Preparing for an interview
An employer will often interview several qualified applicants for a job. An interview can be a simple, informal meeting between you and your potential employer, or it can be a formal interview between you and a group of people with set questions. To prepare, learn about interviews according to four steps:
Step 1) Planning
When you are contacted to schedule an interview, you can ask if there will be a test as part of the interview process. You can also ask how many people will be at the interview.
When you prepare for an interview, plan and rehearse answers to potential interview questions. It may be useful to memorize your training, skills and experience, and be ready to answer questions on what you did and how you did it.
Libraries and bookstores also have books with possible interview questions.
Confirm the scheduled interview time and arrive early. Find out ahead of time where you are going and how long it will take to get there. Drive or travel the route a day or two ahead, at the same time of day as you will on the day of the interview. Set aside at least an hour for the interview.

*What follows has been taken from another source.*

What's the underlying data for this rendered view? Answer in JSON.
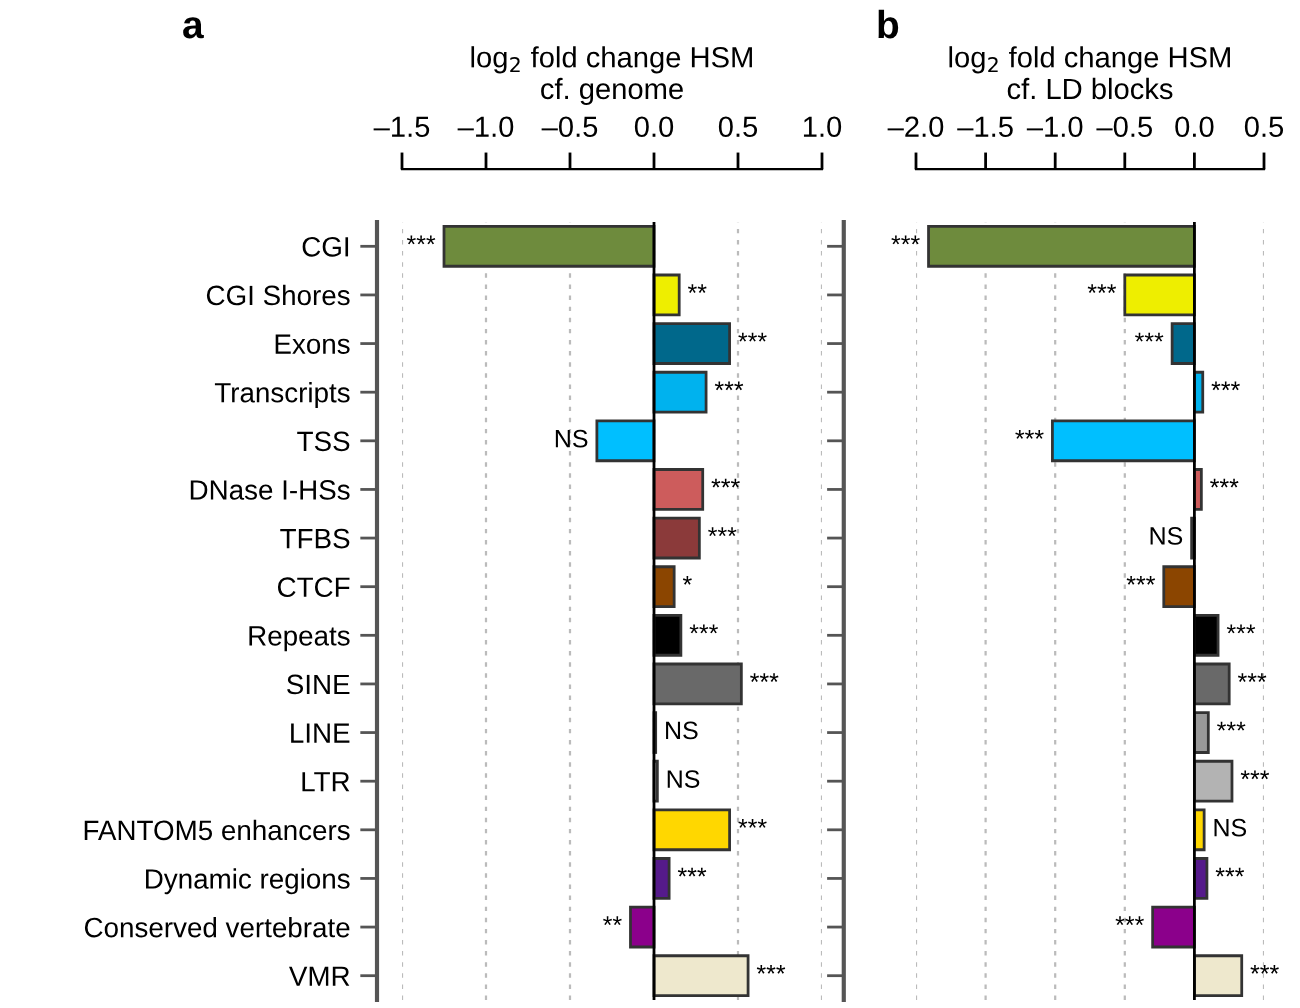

Step 2) Interview materials
Carry a folder or envelope to the interview that contains:
- A copy of your résumé for each interviewer.
- Copies of your reference list.
- Paper and a pen, so you can write down the interviewer's name, the time of any future interview, or other information you might need later.
- Copies of letters of recommendation, if you have any.
Step 3) Interview
Here are some suggestions to help you succeed in an interview.
- Greet the interviewer or panel members. Introduce yourself and shake hands firmly. Smile. A sincere smile will help to put you, and the interviewer, at ease. Stand until you are invited to sit down.
- Let the interviewer or panel members take the lead and set the tone. Make eye contact, and answer the questions in a firm, clear, confident voice. Relax and sit naturally. Be prepared to tell the interviewer more about your education, training and skills, work experience, and the personality traits that make you right for the job.
- Ask for more explanation if you do not understand a question. It is better to ask for clarification than to answer inappropriately.
- During the interview, you may be asked if you have any questions. You should prepare a couple of questions that shows that you are informed about the company. This is why it is important to have researched the company and the job at the application stage of the process.
Step 4) After the interview
After an interview, you may wait days or weeks to hear if you were successful. What can you do in the meantime?
- Write a letter to the interviewers: Thank the interviewers for taking the time to interview you. Restate your interest in the job and remind them of your qualifications. If possible, mail or e-mail the letter the same day as your interview.
- Go over the interview in your mind (Reflection): Consider what parts went well and did not, what you feel worked and what did not, what you would say or do differently the next time. This will help you learn from each interview.
- Follow-up call: If the employer is supposed to call you on a certain day, be available to take the call. If you are not called at the specified time, make a follow-up call. If you agreed to call the employer back, be sure to do it on the agreed-upon day. If you did not make any arrangements, and you have not heard from the employer in about two weeks, call to find out the status of the hiring process.
- Ask questions: If you find out you did not get the job, you can ask why. "Can you tell me what would have made me a better candidate for the position?" Ask if the employer knows of any other job openings in your line of work. Always thank the employer or personnel manager for considering you. Be professional and polite. Even if you do not get the job, you never know when the employer may be hiring again.